Dat has the ability to write binary files to disk, so you don't need
to supply a key. In that mode, dat doesn't parse the data using a
tabular parser e.g, csv, json, xlsx.

In that scenario, though, it can't do diffs by row. If the user
supplies the key, probably best to do this through the UI, then it
could version the differences by rows in the table.

On Mon, Sep 14, 2015 at 7:50 PM, Marianne Bellotti
<marianne at exversion.com> wrote:
> Well since Joel is going to pull me into this discussion I might as well
> give my thoughts :)
>
> The one thing I keep coming back to with Dat integration for CKAN is keys.
> How will CKAN know which column in the dataset to use as the primary key for
> Dat's version control? Without assigning a key any new versions will just be
> added as new data in Dat so it's sort of an important thing.
>
> Does CKAN guess it? Does the user assign it through the resource form? If
> the user assigns it how do you communicate to non-technical people exactly
> what information they are supposed to supply? What happens when someone does
> something wrong? Is version control turned off or just allowed to run
> incorrectly?

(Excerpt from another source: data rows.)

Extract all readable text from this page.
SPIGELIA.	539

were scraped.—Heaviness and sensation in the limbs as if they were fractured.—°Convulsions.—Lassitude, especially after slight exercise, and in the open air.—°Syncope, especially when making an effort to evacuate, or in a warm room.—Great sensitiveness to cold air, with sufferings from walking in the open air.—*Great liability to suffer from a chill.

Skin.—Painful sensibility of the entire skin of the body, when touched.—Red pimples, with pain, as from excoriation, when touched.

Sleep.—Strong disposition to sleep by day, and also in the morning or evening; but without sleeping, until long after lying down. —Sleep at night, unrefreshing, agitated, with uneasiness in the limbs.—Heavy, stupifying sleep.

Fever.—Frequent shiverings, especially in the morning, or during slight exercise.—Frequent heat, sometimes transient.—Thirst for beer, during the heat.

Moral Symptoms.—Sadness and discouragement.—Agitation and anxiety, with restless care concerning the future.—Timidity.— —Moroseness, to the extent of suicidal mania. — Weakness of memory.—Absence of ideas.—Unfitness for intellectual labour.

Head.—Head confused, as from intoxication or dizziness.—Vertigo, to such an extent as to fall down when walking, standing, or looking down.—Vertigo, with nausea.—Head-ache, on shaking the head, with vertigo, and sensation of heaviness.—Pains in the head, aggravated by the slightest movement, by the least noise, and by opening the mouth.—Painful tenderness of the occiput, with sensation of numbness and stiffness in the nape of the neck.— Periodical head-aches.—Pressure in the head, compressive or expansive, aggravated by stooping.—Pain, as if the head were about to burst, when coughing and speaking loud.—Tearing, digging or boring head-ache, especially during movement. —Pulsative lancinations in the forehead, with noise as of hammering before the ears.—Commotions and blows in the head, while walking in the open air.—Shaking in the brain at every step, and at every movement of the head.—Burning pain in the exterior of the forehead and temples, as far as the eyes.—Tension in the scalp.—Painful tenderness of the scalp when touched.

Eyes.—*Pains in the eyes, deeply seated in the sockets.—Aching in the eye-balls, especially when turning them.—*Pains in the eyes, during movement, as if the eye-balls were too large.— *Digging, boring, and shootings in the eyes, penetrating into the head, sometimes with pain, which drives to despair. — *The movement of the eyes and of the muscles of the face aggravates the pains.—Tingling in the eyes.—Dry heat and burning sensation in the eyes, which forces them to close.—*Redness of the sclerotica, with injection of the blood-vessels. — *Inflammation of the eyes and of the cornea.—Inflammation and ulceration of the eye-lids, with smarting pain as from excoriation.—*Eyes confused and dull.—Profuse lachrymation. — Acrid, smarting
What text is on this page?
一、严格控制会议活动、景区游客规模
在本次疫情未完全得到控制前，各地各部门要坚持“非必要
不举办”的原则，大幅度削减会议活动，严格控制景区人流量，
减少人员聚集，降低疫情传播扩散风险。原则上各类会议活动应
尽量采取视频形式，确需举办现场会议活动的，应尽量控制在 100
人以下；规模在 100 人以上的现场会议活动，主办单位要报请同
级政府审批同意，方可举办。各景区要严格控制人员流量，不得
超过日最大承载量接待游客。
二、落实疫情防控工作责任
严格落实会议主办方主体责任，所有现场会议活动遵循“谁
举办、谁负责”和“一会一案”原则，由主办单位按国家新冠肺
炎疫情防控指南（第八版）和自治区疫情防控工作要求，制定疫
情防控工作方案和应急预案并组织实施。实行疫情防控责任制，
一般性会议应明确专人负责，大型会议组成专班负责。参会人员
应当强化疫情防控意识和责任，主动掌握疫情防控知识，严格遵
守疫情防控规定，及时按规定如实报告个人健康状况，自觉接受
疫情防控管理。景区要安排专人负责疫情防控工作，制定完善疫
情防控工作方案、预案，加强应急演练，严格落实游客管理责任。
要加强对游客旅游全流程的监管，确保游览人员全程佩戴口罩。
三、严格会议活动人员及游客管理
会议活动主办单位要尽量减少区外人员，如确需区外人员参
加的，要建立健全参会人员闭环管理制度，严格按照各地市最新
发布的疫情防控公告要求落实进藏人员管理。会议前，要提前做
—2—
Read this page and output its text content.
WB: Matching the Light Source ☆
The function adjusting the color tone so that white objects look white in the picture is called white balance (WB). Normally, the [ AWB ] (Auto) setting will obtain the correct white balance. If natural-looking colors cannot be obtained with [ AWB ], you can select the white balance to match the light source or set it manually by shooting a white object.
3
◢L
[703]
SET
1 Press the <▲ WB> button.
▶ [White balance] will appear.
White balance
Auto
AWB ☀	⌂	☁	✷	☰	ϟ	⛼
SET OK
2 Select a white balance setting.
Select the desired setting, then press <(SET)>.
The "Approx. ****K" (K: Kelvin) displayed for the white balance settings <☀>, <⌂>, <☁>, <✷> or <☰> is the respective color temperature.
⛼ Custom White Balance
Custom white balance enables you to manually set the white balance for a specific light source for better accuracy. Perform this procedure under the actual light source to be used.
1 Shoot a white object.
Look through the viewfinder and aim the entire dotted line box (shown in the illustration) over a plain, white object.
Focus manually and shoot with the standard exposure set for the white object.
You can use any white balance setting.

What happens if the data doesn't actually have a unique key
> that the user can assign?
>
> I still have not come up with good answers to these questions.
>
> -Marianne
>
> On Mon, Sep 14, 2015 at 10:20 PM, <ckan-dev-request at lists.okfn.org> wrote:
>>
>> Send ckan-dev mailing list submissions to
>>         ckan-dev at lists.okfn.org
>>
>> To subscribe or unsubscribe via the World Wide Web, visit
>>         https://lists.okfn.org/mailman/listinfo/ckan-dev
>> or, via email, send a message with subject or body 'help' to
>>         ckan-dev-request at lists.okfn.org
>>
>> You can reach the person managing the list at
>>         ckan-dev-owner at lists.okfn.org
>>
>> When replying, please edit your Subject line so it is more specific
>> than "Re: Contents of ckan-dev digest..."
>>
>>
>> Today's Topics:
>>
>>    1. Re: Future, flask, breaking things, funding. (Steven De Costa)
>>
>>
>> ----------------------------------------------------------------------
>>
>> Message: 1
>> Date: Tue, 15 Sep 2015 12:20:26 +1000
>> From: Steven De Costa <steven.decosta at linkdigital.com.au>
>> To: CKAN Development Discussions <ckan-dev at lists.okfn.org>
>> Subject: Re: [ckan-dev] Future, flask, breaking things, funding.
>> Message-ID:
>>
>> <CAMp=Osb76LGU294W4wcUnJpG0ZO2us6yUdPXJ3Sg85Q+sFZ9PQ at mail.gmail.com>
>> Content-Type: text/plain; charset="utf-8"
>>
>> I'll be in San Francisco 4-6 October if you wanted to catch up and look at
>> it together Karissa?
>>
>> I also have some thoughts about remaining flexible in the storage types
>> that CKAN might support. Basically, it would be nice if these were
>> abstracted into an API and created via the admin as provisioning requests.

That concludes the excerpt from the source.